En política y materia criminal colombiana se conoce como cartel a una organización tentacular, una verdadera “societa criminis” que todo lo ha permeado y penetrado, que se ha enraizado en el alma nacional como mala cizaña, que ha hecho metástasis en el organismo social.
Uno de los primeros síntomas de muerte de un Estado es la corrupción, es su flagelo, su desgracia. Como lo decía Simón Bolívar: “La corrupción de los pueblos nace de la impunidad de los delitos y la indulgencia de los tribunales, mirad que sin virtud no hay ley, y sin ley, perece la República”.
Pues bien, esta se caracteriza por una fiebre muy alta y contagiosa: la “sed de dinero” que brota a borbotones del famélico erario público, llevando a los más insólitos carteles —contratación, azúcar, cemento, medicamentos, papel higiénico, cuadernos, hemofilia, alimentación de los escolares y niños, hasta llegar al más reprobable y sórdido de todos, el de la toga—.

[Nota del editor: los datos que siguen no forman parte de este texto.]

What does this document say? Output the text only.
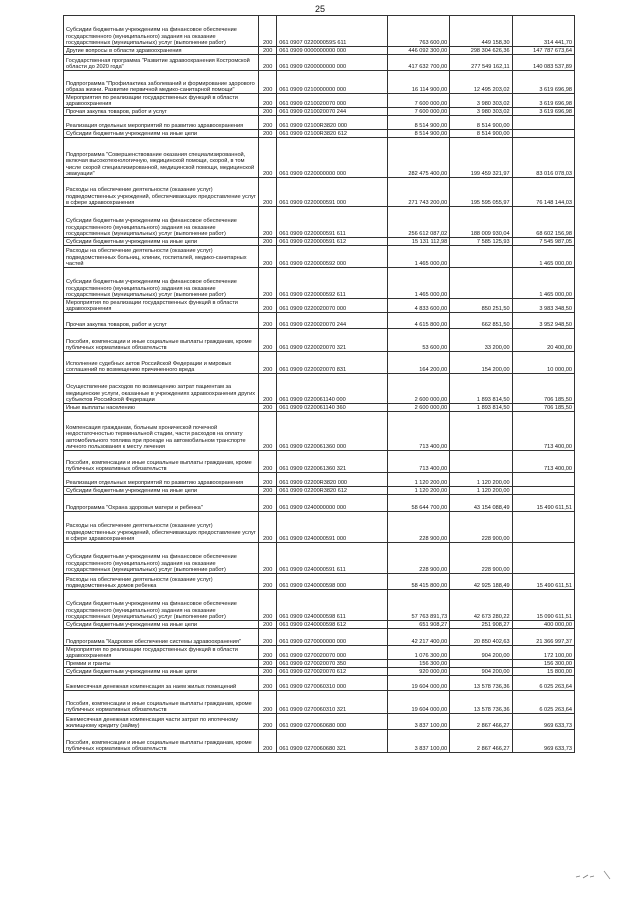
25
Субсидии бюджетным учреждениям на финансовое обеспечение государственного (муниципального) задания на оказание государственных (муниципальных) услуг (выполнение работ)	200	061 0907 022000059S 611	763 600,00	449 158,30	314 441,70
Другие вопросы в области здравоохранения	200	061 0909 0000000000 000	446 092 300,00	298 304 626,36	147 787 673,64
Государственная программа "Развитие здравоохранения Костромской области до 2020 года"	200	061 0909 0200000000 000	417 632 700,00	277 549 162,11	140 083 537,89
Подпрограмма "Профилактика заболеваний и формирование здорового образа жизни. Развитие первичной медико-санитарной помощи"	200	061 0909 0210000000 000	16 114 900,00	12 495 203,02	3 619 696,98
Мероприятия по реализации государственных функций в области здравоохранения	200	061 0909 0210020070 000	7 600 000,00	3 980 303,02	3 619 696,98
Прочая закупка товаров, работ и услуг	200	061 0909 0210020070 244	7 600 000,00	3 980 303,02	3 619 696,98
Реализация отдельных мероприятий по развитию здравоохранения	200	061 0909 02100R3820 000	8 514 900,00	8 514 900,00	
Субсидии бюджетным учреждениям на иные цели	200	061 0909 02100R3820 612	8 514 900,00	8 514 900,00	
Подпрограмма "Совершенствование оказания специализированной, включая высокотехнологичную, медицинской помощи, скорой, в том числе скорой специализированной, медицинской помощи, медицинской эвакуации"	200	061 0909 0220000000 000	282 475 400,00	199 459 321,97	83 016 078,03
Расходы на обеспечение деятельности (оказание услуг) подведомственных учреждений, обеспечивающих предоставление услуг в сфере здравоохранения	200	061 0909 0220000591 000	271 743 200,00	195 595 055,97	76 148 144,03
Субсидии бюджетным учреждениям на финансовое обеспечение государственного (муниципального) задания на оказание государственных (муниципальных) услуг (выполнение работ)	200	061 0909 0220000591 611	256 612 087,02	188 009 930,04	68 602 156,98
Субсидии бюджетным учреждениям на иные цели	200	061 0909 0220000591 612	15 131 112,98	7 585 125,93	7 545 987,05
Расходы на обеспечение деятельности (оказание услуг) подведомственных больниц, клиник, госпиталей, медико-санитарных частей	200	061 0909 0220000592 000	1 465 000,00		1 465 000,00
Субсидии бюджетным учреждениям на финансовое обеспечение государственного (муниципального) задания на оказание государственных (муниципальных) услуг (выполнение работ)	200	061 0909 0220000592 611	1 465 000,00		1 465 000,00
Мероприятия по реализации государственных функций в области здравоохранения	200	061 0909 0220020070 000	4 833 600,00	850 251,50	3 983 348,50
Прочая закупка товаров, работ и услуг	200	061 0909 0220020070 244	4 615 800,00	662 851,50	3 952 948,50
Пособия, компенсации и иные социальные выплаты гражданам, кроме публичных нормативных обязательств	200	061 0909 0220020070 321	53 600,00	33 200,00	20 400,00
Исполнение судебных актов Российской Федерации и мировых соглашений по возмещению причиненного вреда	200	061 0909 0220020070 831	164 200,00	154 200,00	10 000,00
Осуществление расходов по возмещению затрат пациентам за медицинские услуги, оказанные в учреждениях здравоохранения других субъектов Российской Федерации	200	061 0909 0220061140 000	2 600 000,00	1 893 814,50	706 185,50
Иные выплаты населению	200	061 0909 0220061140 360	2 600 000,00	1 893 814,50	706 185,50
Компенсация гражданам, больным хронической почечной недостаточностью терминальной стадии, части расходов на оплату автомобильного топлива при проезде на автомобильном транспорте личного пользования к месту лечения	200	061 0909 0220061360 000	713 400,00		713 400,00
Пособия, компенсации и иные социальные выплаты гражданам, кроме публичных нормативных обязательств	200	061 0909 0220061360 321	713 400,00		713 400,00
Реализация отдельных мероприятий по развитию здравоохранения	200	061 0909 02200R3820 000	1 120 200,00	1 120 200,00	
Субсидии бюджетным учреждениям на иные цели	200	061 0909 02200R3820 612	1 120 200,00	1 120 200,00	
Подпрограмма "Охрана здоровья матери и ребенка"	200	061 0909 0240000000 000	58 644 700,00	43 154 088,49	15 490 611,51
Расходы на обеспечение деятельности (оказание услуг) подведомственных учреждений, обеспечивающих предоставление услуг в сфере здравоохранения	200	061 0909 0240000591 000	228 900,00	228 900,00	
Субсидии бюджетным учреждениям на финансовое обеспечение государственного (муниципального) задания на оказание государственных (муниципальных) услуг (выполнение работ)	200	061 0909 0240000591 611	228 900,00	228 900,00	
Расходы на обеспечение деятельности (оказание услуг) подведомственных домов ребенка	200	061 0909 0240000598 000	58 415 800,00	42 925 188,49	15 490 611,51
Субсидии бюджетным учреждениям на финансовое обеспечение государственного (муниципального) задания на оказание государственных (муниципальных) услуг (выполнение работ)	200	061 0909 0240000598 611	57 763 891,73	42 673 280,22	15 090 611,51
Субсидии бюджетным учреждениям на иные цели	200	061 0909 0240000598 612	651 908,27	251 908,27	400 000,00
Подпрограмма "Кадровое обеспечение системы здравоохранения"	200	061 0909 0270000000 000	42 217 400,00	20 850 402,63	21 366 997,37
Мероприятия по реализации государственных функций в области здравоохранения	200	061 0909 0270020070 000	1 076 300,00	904 200,00	172 100,00
Премии и гранты	200	061 0909 0270020070 350	156 300,00		156 300,00
Субсидии бюджетным учреждениям на иные цели	200	061 0909 0270020070 612	920 000,00	904 200,00	15 800,00
Ежемесячная денежная компенсация за наем жилых помещений	200	061 0909 0270060310 000	19 604 000,00	13 578 736,36	6 025 263,64
Пособия, компенсации и иные социальные выплаты гражданам, кроме публичных нормативных обязательств	200	061 0909 0270060310 321	19 604 000,00	13 578 736,36	6 025 263,64
Ежемесячная денежная компенсация части затрат по ипотечному жилищному кредиту (займу)	200	061 0909 0270060680 000	3 837 100,00	2 867 466,27	969 633,73
Пособия, компенсации и иные социальные выплаты гражданам, кроме публичных нормативных обязательств	200	061 0909 0270060680 321	3 837 100,00	2 867 466,27	969 633,73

Cuando este flagelo ataca a la justicia es ya el último grado de putrefacción del tejido social, ya que todo lo demuele y es en últimas el fin del Estado de Derecho, que deriva en: una justicia corrupta, un súmmum de la desgracia nacional, la falta de confianza en una institución sacra, encargada de manera sublime de obrar en equidad y restaurar el daño social causado con racionalidad y proporcionalidad.
Cabe anotar que no nos referimos a la mayoría de abnegados jueces de Colombia, sino a los altos magistrados, quienes debieran ser guía y faro en esta noche aciaga de la patria y quienes movidos por prejuicios de todo orden, desde los económicos hasta los políticos, causan gran desconcierto, desazón y angustia en el conglomerado social.
Estos carteles, en general, someten y claudican las instituciones del Estado. Exangüe, la nación entera deja de cumplir otras funciones vitales para su subsistencia, debilitándose seriamente; es la postrer condición de la falta de autoridad, respeto a la ley, a los sagrados valores axiológicos, a la norma ético familiar, al concepto sublime de Meta-Estado, al ideal nacional.
Cuando Dios fue sacado a empellones de la vida cotidiana y las aulas de clase todo comenzó a complicarse, pero fue el narcotráfico la gran ramera de todos los males nacionales, ya que acabó con la inocencia del campo, corrompió la sociedad en todos sus órdenes y llevó a que nuevas exigencias hedónicas, frías y materialistas suplantaran el trabajo honesto y la palabra de los ancestros, el respeto y la devoción a la institución familiar.
Por ende es menester que el Estado retome su papel de padre severo y meta en cintura a sus hijos con sanciones ejemplares que impliquen la corrección de sus desviadas conductas. Sin embargo, para ello debe generar conciencia en la mente de cada colombiano, sin importar su etnia, raza, sexo, cultura, profesión o condición, del respeto a la norma y a la majestuosidad e imperio de la ley.